Supporters of longtime Peruvian social leader Hugo Blanco are protesting what they call a disinformation campaign launched by the military and political right in response to release of a documentary film about his life. The documentary, Hugo Blanco, Río Profundo, produced by filmmaker Malena Martínez, won last year’s National Competition for Feature Film Distribution Projects, sponsored by Peru’s Ministry of Culture. This has prompted a group of current and former generals and admirals of the armed forces to issue a joint statement accusing the Culture Ministry of helping to disseminate a film that glorifies “extreme terrorist violence.” In an implicit reference to the Shining Path insurgency, the statement said the film is “alien to the sentiment of Peruvians, who have suffered decades of violence and terror, reversed with much sacrifice from all of society, especially our Armed Forces and Police.”

The Culture Ministry seemingly capitulated to the pressure, issuing a statement not only disavowing any financial support for production of the film, but also emphasizing that it had been “financed by foreign funds”—an evident play to xenophobia.

Blanco’s daughter, Carmen Blanco Valer, protested the “virulent reaction from ultra-right groups against my father and against filmmaker Malena Martínez.”

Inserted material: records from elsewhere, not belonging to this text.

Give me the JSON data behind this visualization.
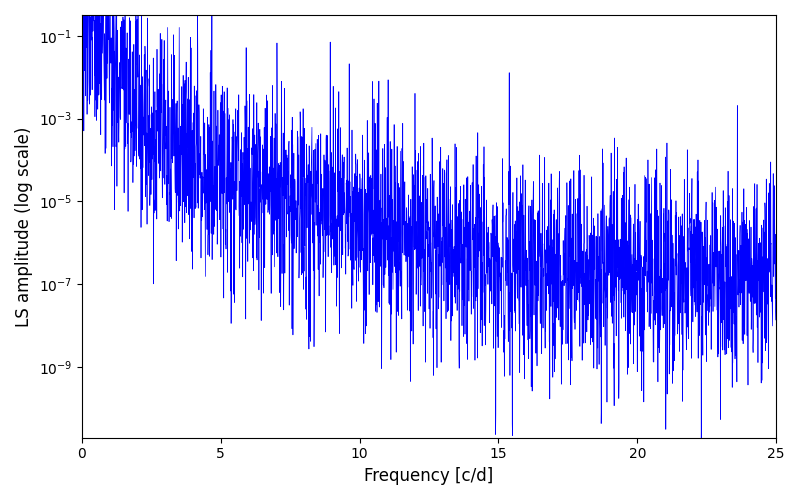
{
  "title": "",
  "xlabel": "Frequency [c/d]",
  "ylabel": "LS amplitude (log scale)",
  "xlim": [
    0,
    25
  ],
  "ylim_log": [
    -10.7,
    -0.5
  ],
  "line_color": "#0000ff",
  "linewidth": 0.5,
  "yscale": "log",
  "figsize": [
    8.0,
    5.0
  ],
  "dpi": 100,
  "seed": 12345,
  "n_freqs": 3000,
  "freq_max": 25.0,
  "background_color": "#ffffff",
  "alpha_power": 4.0,
  "peak_freq": 0.7,
  "peak_amp": 0.12,
  "base_level": 3e-06,
  "sigma_noise": 2.8
}
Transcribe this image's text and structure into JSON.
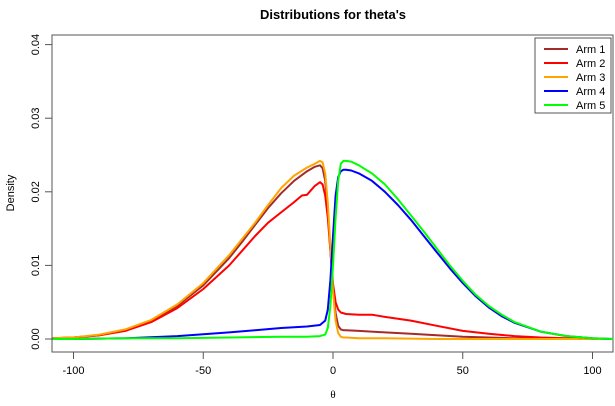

Hugo Blanco, a campesino leader in Cuzco region, led a brief armed insurgency in the early 1960s, following a wave of repression by security forces against peasant land occupations. Imprisoned and later exiled, he returned to the country with the end of Peru’s military dictatorship to be a member of the Constituent Assembly that crafted a new constitution in 1978. He later became a senator with the United Left party. With the emergence of the Shining Path insurgency in the 1980s, he actually received death threats from the Maoist guerillas for refusing to support them. He again had to flee the country with Alberto Fujimori’s suspension of democratic rule in 1992, retuning with the second democratic transition in 2000. Now 86 years old, he today publishes the journal Lucha Indígena, and is a leading voice in support of indigenous, campesino and ecological movements in Peru.

An online petition has been launched in defense of Blanco and Martínez.